立候補を予定する2人のチラシなど。鹿沼市が抱える課題に関する施策が打ち出してある

 新型コロナウイルス感染防止のため、これまでの選挙戦とは様変わりした。陣営の士気を高める総決起大会などの集会は全てなし。3密(密閉、密集、密接)を避けた支持者回りや公約を記したチラシなどに力を入れ、「未来への投資」「持続可能な施策」をキーワードに政策を競っている。

■動画を活用

 新人の石下友彦(いしげともひこ)氏(47)=自民、公明推薦=は、動画投稿サイト「ユーチューブ」でチラシに添って疑問などに答えるシリーズを展開し、政策を披露。知名度が課題とされる中で、会員制交流サイト(SNS)も活用し、戦いぶりや若さと実行力をアピールする。

 前回の市長選で自民党公認候補者は、支持する市議の要望などを多く取り入れ、市庁舎建設の白紙撤回、出産費用や学校給食費など「七つのゼロ」を前面に打ち出し、有権者から実現性を疑問視された。

 今回はこの反省を踏まえ、「未来への投資」として(1)災害復旧スピード化(2)子育て・教育環境(3)商業・産業、企業誘致(4)70歳から楽しめる街(5)鹿沼ブランド再構築-を重点5項目とし、個々に政策を掲げている。

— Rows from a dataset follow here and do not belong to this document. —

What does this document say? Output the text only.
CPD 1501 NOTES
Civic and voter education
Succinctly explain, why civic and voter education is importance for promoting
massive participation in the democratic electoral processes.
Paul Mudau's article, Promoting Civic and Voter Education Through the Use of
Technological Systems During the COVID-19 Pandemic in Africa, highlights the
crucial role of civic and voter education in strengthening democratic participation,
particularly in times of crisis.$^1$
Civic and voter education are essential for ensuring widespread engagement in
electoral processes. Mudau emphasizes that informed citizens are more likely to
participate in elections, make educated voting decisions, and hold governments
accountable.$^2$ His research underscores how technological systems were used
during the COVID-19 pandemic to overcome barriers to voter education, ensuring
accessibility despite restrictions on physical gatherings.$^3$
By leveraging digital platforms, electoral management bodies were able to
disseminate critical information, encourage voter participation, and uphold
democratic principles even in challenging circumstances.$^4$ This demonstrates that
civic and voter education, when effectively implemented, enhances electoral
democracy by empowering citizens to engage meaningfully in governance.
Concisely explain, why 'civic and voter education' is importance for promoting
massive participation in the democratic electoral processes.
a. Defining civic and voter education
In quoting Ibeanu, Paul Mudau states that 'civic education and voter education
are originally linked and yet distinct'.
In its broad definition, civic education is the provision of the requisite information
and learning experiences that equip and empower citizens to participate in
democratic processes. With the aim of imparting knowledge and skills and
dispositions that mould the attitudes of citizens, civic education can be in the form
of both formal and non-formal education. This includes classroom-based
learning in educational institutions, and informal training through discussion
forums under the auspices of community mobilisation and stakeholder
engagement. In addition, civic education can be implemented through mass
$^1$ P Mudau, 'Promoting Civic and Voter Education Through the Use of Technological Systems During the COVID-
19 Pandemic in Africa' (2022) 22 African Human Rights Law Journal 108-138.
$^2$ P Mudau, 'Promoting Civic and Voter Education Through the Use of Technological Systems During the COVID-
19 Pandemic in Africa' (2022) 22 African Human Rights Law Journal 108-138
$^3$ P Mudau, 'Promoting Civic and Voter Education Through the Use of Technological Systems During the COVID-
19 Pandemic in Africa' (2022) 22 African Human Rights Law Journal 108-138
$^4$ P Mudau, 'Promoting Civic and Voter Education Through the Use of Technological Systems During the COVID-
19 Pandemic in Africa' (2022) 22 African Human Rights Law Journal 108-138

 新型コロナ対策にもシフト。子育て支援に関連して、当初の「小中学生の給食費半額補助」から「2年間無料」とし、地元企業の赤字対策として最高300万円の補助も打ち出した。

■3期の実績

 4選を狙う佐藤信(さとうしん)氏(73)は、討議資料で「子や孫へのツケを残さないために『今だけ、金だけ、自分だけ』の3だけ主義は排除します」と強いメッセージを掲げた。「あくまで持続可能な施策が基本」としている。

 昨年12月市議会で、佐藤氏は「この12年で市債の期末残高は126億円削減した」と答弁。市民1人当たりの市債残高は県内14市で3番目に少なく、健全な財政基盤の確立に胸を張る。

 夢のある新規事業、積極性などの点で物足りなさを指摘する声もある中、今回は(1)台風の災害復旧と防災体制強化(2)新型コロナウイルス対策(3)防災拠点としての新庁舎建設-を最初に取り組む三つの課題とした。

 「未来への投資」についても、「施設整備編」として市花木センターの大改造など5項目、「ひとづくり編」として安心して子育てできるまちづくりなど5項目を訴える。さらに現職の強みを生かして、新たな新型コロナに関連した対策なども打ち出しそうだ。

 告示まで1週間。見えない敵・新型コロナとも闘いながらいかに名前を売り、どう政策を訴えるか。「明日への選択」となる選挙戦が本番を迎える。